Thank you for sharing your tests and results. It was almost certainly a matter of MPU configuration.

A memory area on the ST NOC AXI (SRAM1 and 2 of the N6) configured with shareable cacheable attributes will be translated by the CM55 processor as Normal Shareable Non-cacheable. This could penalize processor access and explains the degraded performances.

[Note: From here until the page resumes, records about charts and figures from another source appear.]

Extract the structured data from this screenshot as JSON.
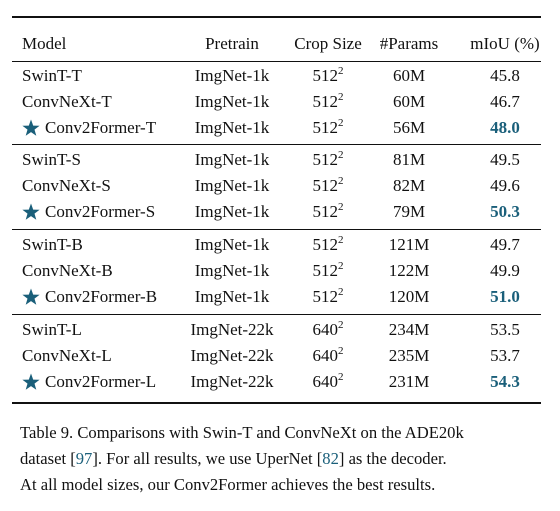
{
  "table": {
    "header": [
      "Model",
      "Pretrain",
      "Crop Size",
      "#Params",
      "mIoU (%)"
    ],
    "groups": [
      [
        {
          "model": "SwinT-T",
          "pretrain": "ImgNet-1k",
          "crop": {
            "base": "512",
            "exp": "2"
          },
          "params": "60M",
          "miou": "45.8"
        },
        {
          "model": "ConvNeXt-T",
          "pretrain": "ImgNet-1k",
          "crop": {
            "base": "512",
            "exp": "2"
          },
          "params": "60M",
          "miou": "46.7"
        },
        {
          "model": "Conv2Former-T",
          "pretrain": "ImgNet-1k",
          "crop": {
            "base": "512",
            "exp": "2"
          },
          "params": "56M",
          "miou": "48.0"
        }
      ],
      [
        {
          "model": "SwinT-S",
          "pretrain": "ImgNet-1k",
          "crop": {
            "base": "512",
            "exp": "2"
          },
          "params": "81M",
          "miou": "49.5"
        },
        {
          "model": "ConvNeXt-S",
          "pretrain": "ImgNet-1k",
          "crop": {
            "base": "512",
            "exp": "2"
          },
          "params": "82M",
          "miou": "49.6"
        },
        {
          "model": "Conv2Former-S",
          "pretrain": "ImgNet-1k",
          "crop": {
            "base": "512",
            "exp": "2"
          },
          "params": "79M",
          "miou": "50.3"
        }
      ],
      [
        {
          "model": "SwinT-B",
          "pretrain": "ImgNet-1k",
          "crop": {
            "base": "512",
            "exp": "2"
          },
          "params": "121M",
          "miou": "49.7"
        },
        {
          "model": "ConvNeXt-B",
          "pretrain": "ImgNet-1k",
          "crop": {
            "base": "512",
            "exp": "2"
          },
          "params": "122M",
          "miou": "49.9"
        },
        {
          "model": "Conv2Former-B",
          "pretrain": "ImgNet-1k",
          "crop": {
            "base": "512",
            "exp": "2"
          },
          "params": "120M",
          "miou": "51.0"
        }
      ],
      [
        {
          "model": "SwinT-L",
          "pretrain": "ImgNet-22k",
          "crop": {
            "base": "640",
            "exp": "2"
          },
          "params": "234M",
          "miou": "53.5"
        },
        {
          "model": "ConvNeXt-L",
          "pretrain": "ImgNet-22k",
          "crop": {
            "base": "640",
            "exp": "2"
          },
          "params": "235M",
          "miou": "53.7"
        },
        {
          "model": "Conv2Former-L",
          "pretrain": "ImgNet-22k",
          "crop": {
            "base": "640",
            "exp": "2"
          },
          "params": "231M",
          "miou": "54.3"
        }
      ]
    ]
  },
  "caption": {
    "lines": [
      [
        "Table 9. Comparisons with Swin-T and ConvNeXt on the ADE20k"
      ],
      [
        "dataset [",
        "97",
        "].  For all results, we use UperNet [",
        "82",
        "] as the decoder."
      ],
      [
        "At all model sizes, our Conv2Former achieves the best results."
      ]
    ]
  }
}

Here is a note on this subject in the Arm Cortex-M55 Processor Technical Reference Manual.
Section Memory system/Manager-AXI interface then Memory attribute conversion on M-AXI:

https://developer.arm.com/documentation/101051/0101/Memory-system/Manager-AXI-interface/Memory-attribute-conversion-on-M-AXI

It is also possible that, as on Cortex-M7, a shareable and cacheable area may not have the data cache enabled, only the instruction cache is used:

https://www.youtube.com/watch?v=6IUfxSAFhlw&list=PLnMKNibPkDnEQXu4S6QUUHuSKj81MeqCz&ab_channel=STMicroelectronics

Best regards,

Romain,

To give better visibility on the answered topics, please click on Accept as Solution on the reply which solved your issue or answered your question.

Pavel A. · ‎2025-08-21

> A memory area on the ST NOC AXI (SRAM1 and 2 of the N6) configured with shareable cacheable attributes will be translated by the CM55 processor as Normal Shareable Non-cacheable.

@RomainR. This is even if this area is defined via the MPU as cacheable? Or this is when this area is in "background region" (without MPU)?